- IATA: none; ICAO: none; FAA LID: 39G;

Summary
- Airport type: Public
- Owner: Leland Engel
- Serves: Avoca, Michigan
- Elevation AMSL: 726 ft (221 m)
- Coordinates: 43°01′48″N 082°40′10″W﻿ / ﻿43.03000°N 82.66944°W
- Interactive map of Avoca Airport

Runways
| Direction | Length |  | Surface |
| ft | m |
| 9/27 | 2,105 | 642 | Turf |

Statistics (2020)
- Aircraft operations: 150
- Sources: FAA, Michigan Airport Directory

= Avoca Airport =

Airport in Michigan, United States

Avoca Airport is privately owned, public use airport located two nautical miles (4 km) southeast of the central business district of Avoca, in St. Clair County, Michigan, United States. It is owned by the people whose land it encompasses. Until 2008 it was known as Rasor Airport, owned and managed by William Rasor.

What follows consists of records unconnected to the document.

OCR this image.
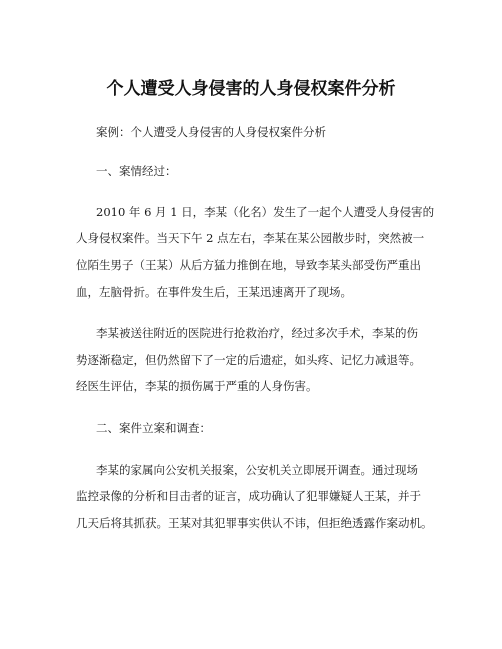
个人遭受人身侵害的人身侵权案件分析

案例：个人遭受人身侵害的人身侵权案件分析

一、案情经过：

2010 年 6 月 1 日，李某（化名）发生了一起个人遭受人身侵害的

人身侵权案件。当天下午 2 点左右，李某在某公园散步时，突然被一

位陌生男子（王某）从后方猛力推倒在地，导致李某头部受伤严重出

血，左脑骨折。在事件发生后，王某迅速离开了现场。

李某被送往附近的医院进行抢救治疗，经过多次手术，李某的伤

势逐渐稳定，但仍然留下了一定的后遗症，如头疼、记忆力减退等。

经医生评估，李某的损伤属于严重的人身伤害。

二、案件立案和调查：

李某的家属向公安机关报案，公安机关立即展开调查。通过现场

监控录像的分析和目击者的证言，成功确认了犯罪嫌疑人王某，并于

几天后将其抓获。王某对其犯罪事实供认不讳，但拒绝透露作案动机。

== Facilities and aircraft ==
The airport covers an area of 40 acres (16 ha) at an elevation of 726 feet (221 m) above mean sea level. It has one runway designated 9/27 with a turf surface measuring 2,105 by 100 feet (642 x 30 m).

No fuel is available at the airport.

For the 12-month period ending December 31, 2021, the airport had 150 aircraft operations, all general aviation, an average of 12 per month. For the same time period, there are 7 aircraft based on the field, all single-engine airplanes.